魔法自体には善悪は無く、其れを操る術者によって如何様にも変化する。数多の過ちと死、苦しみを繰り返し、乗り越え、国には法が整備された。
「あぁ、そうだ。その花束を買った店に行った可能性も浮上している」
「花屋さん……リュアンナの好きな子がやってる店だね」
第一部隊の大多数は知っていそうだ、とネフィリアードは思う。
「あんまり彼女を揶揄うなよ」
「わかっているとも」
コルエはクッキーをもう一個摘まむ。
「この子達の捜索を優先する様な言い回しだけれど、他の隊に任せる事も出来るよね。どうしてだい?」
ネフィリアードは2人に、アリュスとの会話と経緯の説明をする。
「えーと? ツリーの真下を流れる地下通路に、魔方陣が書かれているのは僕達も確定だと思う。花屋さんとの会話から、その魔法陣から零れ落ちた残滓が生活用水に混入したせいで、利用しようとした魔女達に被害が出ている説が浮上し……でも、自分の不注意と思える程に被害が小さいから、通報が入って来ないと考えた。だから今日のところは被害状況を調べるために、聞き込みを続行しようとした。今は周囲のお店にリュアンナが事情聴取を行っているね」
「事情聴取を続けようとした第一の理由は、水に植物と来たから、虹の薔薇に最終的に繋がる恐れがあると考えたからね。でも、アリュスちゃんが保護されて、花束を枯らした犯人がネフィちゃんと挨拶を交わした女の子と判明して、話が変わって来ちゃったのね。ネフィちゃんの行動をずっと見ていたとすれば、花屋からブティックへ行った可能性も出て来てしまうもの。ネフィちゃん繋がりで行っていたのなら、学園の先輩が携わっているツリーの暴走も同一人物による犯行として視野に入ってしまう……飛躍している様で、共通点があるから厄介ねぇ」
「何処に転んでも大変そうだよね。花屋の店主の回答と採取した土の鑑定、そして地下水路の魔方陣次第では、この子達がツリーの飾り暴走の犯人と確定する。未成年だから背後に大人がいる可能性が出てくる。そいつが一番の悪者で、少女達を保護したいとネフィは考えている……説明はこれで合っている?」
「あぁ、まとめてくれてありがとう……その通りだ」
妙な自己解釈を入れずに、説明された内容をそのまま理解し復唱するのは、簡単なようでかなり高度な知性が必要になる。

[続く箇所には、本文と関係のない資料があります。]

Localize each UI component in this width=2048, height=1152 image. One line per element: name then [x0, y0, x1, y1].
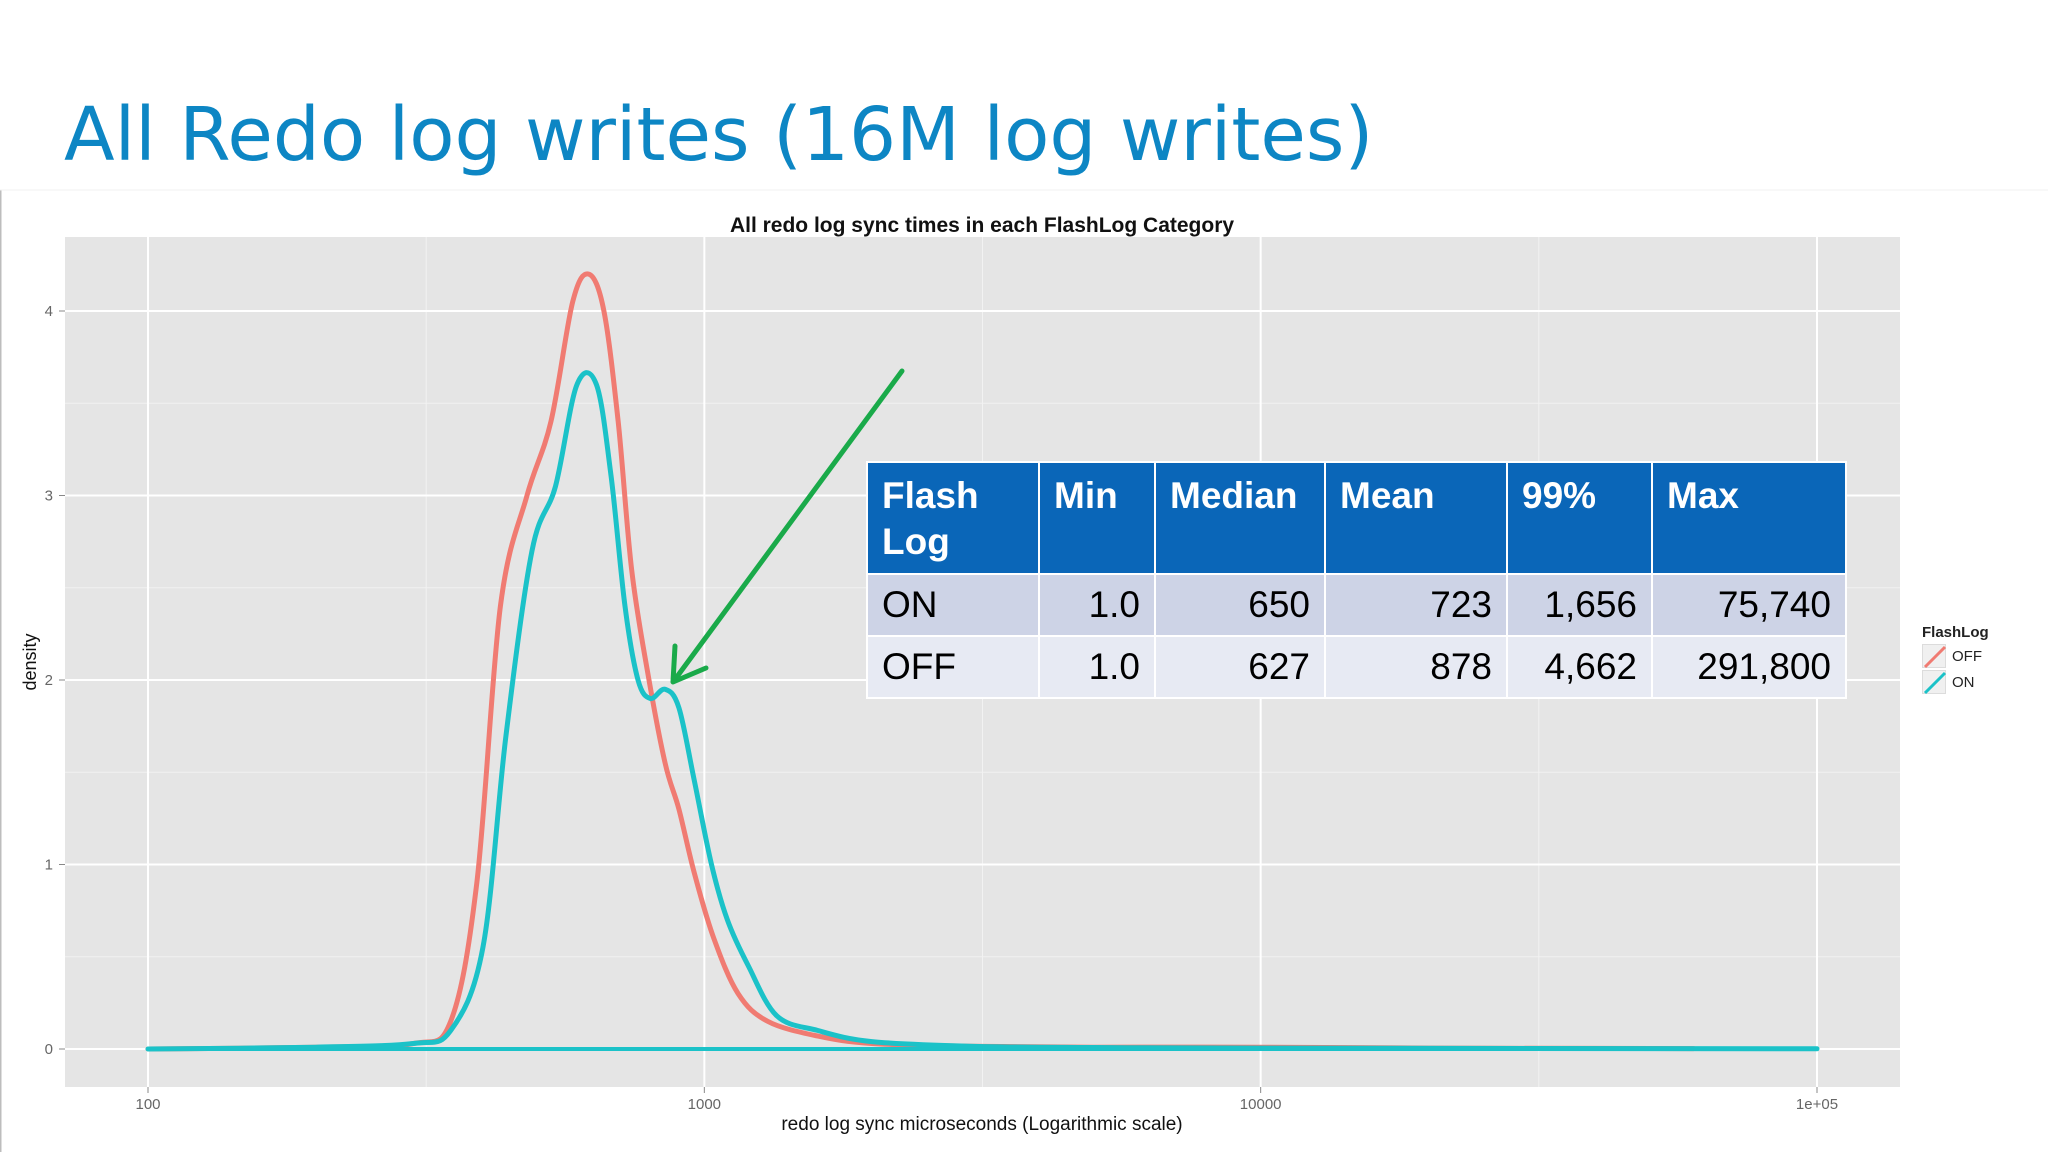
legend-item-on: ON — [1922, 669, 1989, 695]
slide-title: All Redo log writes (16M log writes) — [64, 92, 1374, 178]
legend-key-on — [1922, 670, 1947, 695]
cell-flash-log: ON — [866, 573, 1040, 637]
y-tick-label: 1 — [45, 857, 53, 874]
x-axis-label: redo log sync microseconds (Logarithmic … — [781, 1114, 1182, 1135]
axes-layer: 100 1000 10000 1e+05 0 1 2 3 4 — [45, 303, 1838, 1113]
col-header-max: Max — [1651, 461, 1847, 575]
x-tick-label: 100 — [135, 1096, 160, 1113]
col-header-median: Median — [1154, 461, 1326, 575]
table-header-row: Flash Log Min Median Mean 99% Max — [866, 461, 1847, 575]
cell-99pct: 4,662 — [1506, 635, 1653, 699]
cell-median: 650 — [1154, 573, 1326, 637]
col-header-mean: Mean — [1324, 461, 1508, 575]
x-tick-label: 10000 — [1240, 1096, 1282, 1113]
x-tick-label: 1e+05 — [1796, 1096, 1838, 1113]
cell-mean: 878 — [1324, 635, 1508, 699]
x-tick-label: 1000 — [688, 1096, 721, 1113]
stats-table: Flash Log Min Median Mean 99% Max ON 1.0… — [866, 461, 1847, 699]
cell-min: 1.0 — [1038, 635, 1156, 699]
cell-flash-log: OFF — [866, 635, 1040, 699]
series-layer — [145, 271, 1820, 1052]
arrow-head — [670, 643, 709, 685]
col-header-flash-log: Flash Log — [866, 461, 1040, 575]
col-header-min: Min — [1038, 461, 1156, 575]
cell-99pct: 1,656 — [1506, 573, 1653, 637]
table-row: OFF 1.0 627 878 4,662 291,800 — [866, 635, 1847, 699]
legend-key-off — [1922, 644, 1947, 669]
annotation-arrow — [670, 368, 905, 685]
legend-title: FlashLog — [1922, 624, 1989, 641]
cell-median: 627 — [1154, 635, 1326, 699]
arrow-shaft — [673, 368, 905, 681]
y-axis-label: density — [20, 633, 40, 690]
cell-min: 1.0 — [1038, 573, 1156, 637]
y-tick-label: 3 — [45, 488, 53, 505]
cell-max: 291,800 — [1651, 635, 1847, 699]
series-on-line — [145, 370, 1820, 1052]
y-tick-label: 0 — [45, 1041, 53, 1058]
y-tick-label: 4 — [45, 303, 53, 320]
col-header-99pct: 99% — [1506, 461, 1653, 575]
legend-label-off: OFF — [1952, 647, 1982, 665]
chart-title: All redo log sync times in each FlashLog… — [730, 214, 1234, 237]
legend-item-off: OFF — [1922, 643, 1989, 669]
chart-legend: FlashLog OFF ON — [1922, 624, 1989, 695]
y-tick-label: 2 — [45, 672, 53, 689]
cell-mean: 723 — [1324, 573, 1508, 637]
legend-label-on: ON — [1952, 673, 1975, 691]
cell-max: 75,740 — [1651, 573, 1847, 637]
table-row: ON 1.0 650 723 1,656 75,740 — [866, 573, 1847, 637]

ネフィリアードは理解してくれた2人に感謝しつつ、スケッチブックの絵をもう一度見る。
「全ての事態が繋がらずとも、枯らす魔法の使用は危険だ。あれは単に枯らすだけでなく、腐敗の意味も含まれる。マーケットでやられては、被害が拡大する」
食中毒等の問題だけではない。
禁止指定はどれも強力であるが、代償もしくは副作用が大きい物ばかりだ。目先の華やかさと幼稚な万能感に支配され、利用され、一生の後悔と罪を背負う若者の事例が多く記録されている。
これ以上罪を重ねないためにも、少女達を止めなくてはならない。
「変身されていたら、捜索が難しくならない?」
何気なくアリュスは言ったが、ネフィリアードは軽く首を振った。